A Mexican cave disgorged a massive pre-Columbian crime scene

One of the left's useful narratives is that Native Americans lived in idyllic, pastoral harmony, only to have this paradise brutally destroyed by the invading Europeans and their Christian God.  There's some truth (some Native American tribes were peaceful and some Europeans brutal), but that's not important for the left.  Angelic indigenous people and evil Whites are the core story for them.  That's why it's intriguing to learn about the fate of 150 people whose skeletons were found in a cave in Mexico.

The skeletons were actually found a decade ago.  Now, though, Guatemala's Institute of Anthropology and History has determined when and how these people died.  It turns out that they were victims of human sacrifice around 1,000 years ago:

The police in 2012 weren't being stupid; the border area around the town of Frontera Comalapa in southern Chiapas state has long been plagued by violence and immigrant trafficking. And pre-Hispanic skull piles in Mexico usually show a hole bashed through each side of every skull, and were usually found in ceremonial plazas, not caves.

But experts said Wednesday the victims in the cave had probably been ritually decapitated and the skulls put on display on a kind of trophy rack known as a "tzompantli." Spanish conquistadores wrote about seeing such racks in the 1520s, and some Spaniards' heads even wound up on them.

While usually strung on wooden poles using holes bashed through them — the common practice among the Aztecs and other cultures — experts say the cave skulls may have rested atop poles, rather than being strung on them.

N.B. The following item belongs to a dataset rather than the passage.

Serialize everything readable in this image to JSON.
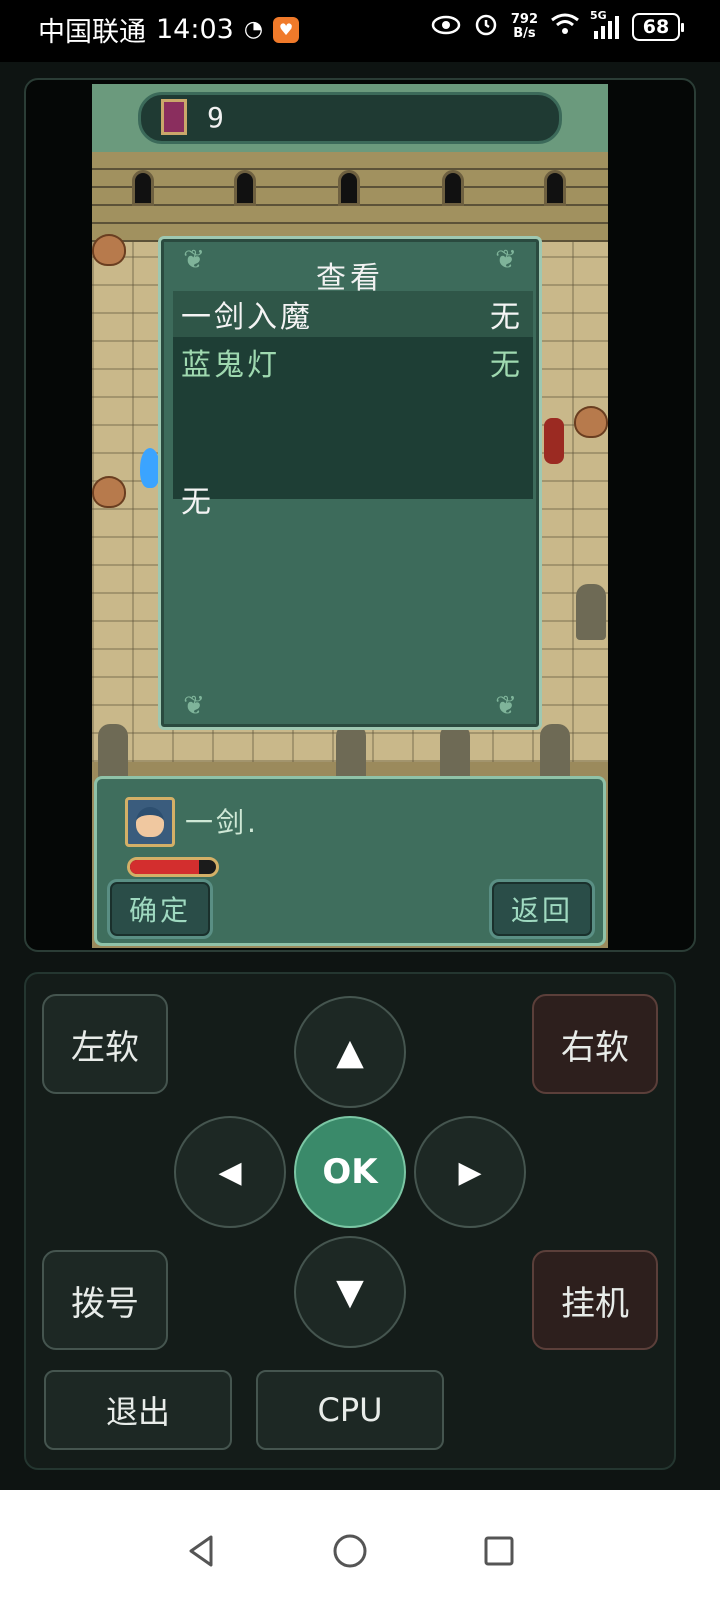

CBS notes that these are not the only victims of sacrifice archeologists have found:

In 2015, archaeologists found the main trophy rack of sacrificed human skulls at Mexico City's Templo Mayor Aztec ruin site.

That same year, artifacts found at the Zultepec-Tecoaque ruin site revealed evidence from when hundreds of people in a Spanish-led convoy were captured, sacrificed and apparently eaten.

According to another study that CBS cites, ritual sacrifice was a means of social control in developing societies.  Well, yes, but there's more to it than that.


Image: The tzompantli illustrated in the 16th-century Aztec manuscript, the Durán Codex.  Public domain.

Indigenous cultures in the Americas ranged from Stone Age prehistoric to something akin to pre-Christian pagan culture (think: the Aztecs and Mayans).  They worshiped myriad gods tied to natural forces and existed in a state of almost continuous violence.  As Steven Pinker explains in The Better Angels of Our Nature: Why Violence Has Declined, in prehistoric times, violence against the other was a necessary aspect of survival because resources (food, water, shelter, and women) were scarce and because the "other" was likely to kill you if you didn't kill him first.

Our human ancestors, writes Pinker, in every corner of the globe, were highly aggressive, something that may have come from our primate forebears.  Stone Age tribes the world over lived in a state of constant warfare, something that Pinker describes in graphic detail, often ending in cannibalism or sacrifice to the capricious gods.

Europeans went through the same phases, but by the time they arrived in the Americas, something had changed, and that something was Christianity.  The Europeans during the era of exploration maintained the cruelty and violence of pre-modern cultures, but what they had abandoned was human sacrifice.

The Jews, with the story of the binding of Isaac, were the first known group to conclude that their God opposed human sacrifice.  For various reasons, the great pre-modern cultures in Europe and the Middle East (e.g., Babylonians, Greeks, and Romans) abandoned human sacrifice as well, preferring animal offerings to their gods.

Still, by the time Christianity came along, large swaths of Europe outside the reach of Rome still engaged in human sacrifice (e.g., the Celts and Germanic tribes).  The genius of Christianity was helping these pagans understand that they no longer needed to make sacrifices because Christ was the ultimate sacrifice.  It was syncretism at its finest.

When Europeans arrived in America, while they were cruel and violent compared to modern people, they had developed a revulsion toward sacrifice and cannibalism.  And what the left doesn't want people to know is that many of the indigenous people in the Americas were grateful to get rid of those horrible practices.

Making this point is not the same as saying Europeans are superior and indigenous people inferior.  It is, instead, that when two cultures meet, and one of them still functions at a Stone Age level, the culture that has evolved beyond human sacrifice and cannibalism is going to be appealing to the people who were the most likely victims of these practices.

Thus, indigenous people in the Americas were not only savvy people who allied themselves with various Europeans to gain an advantage against neighboring tribes, but many of them may also have willingly accepted Christianity rather than having it forced upon them.  It's wrong to pretend, as the left does, especially when teaching our children, that the Americas were a paradise of innocent peace and beauty and that the European explorers were callous murderers who forced Christianity on these gentle Gaia-worshipers.  As the skeletons in that cave show, the real picture is infinitely more complex and interesting.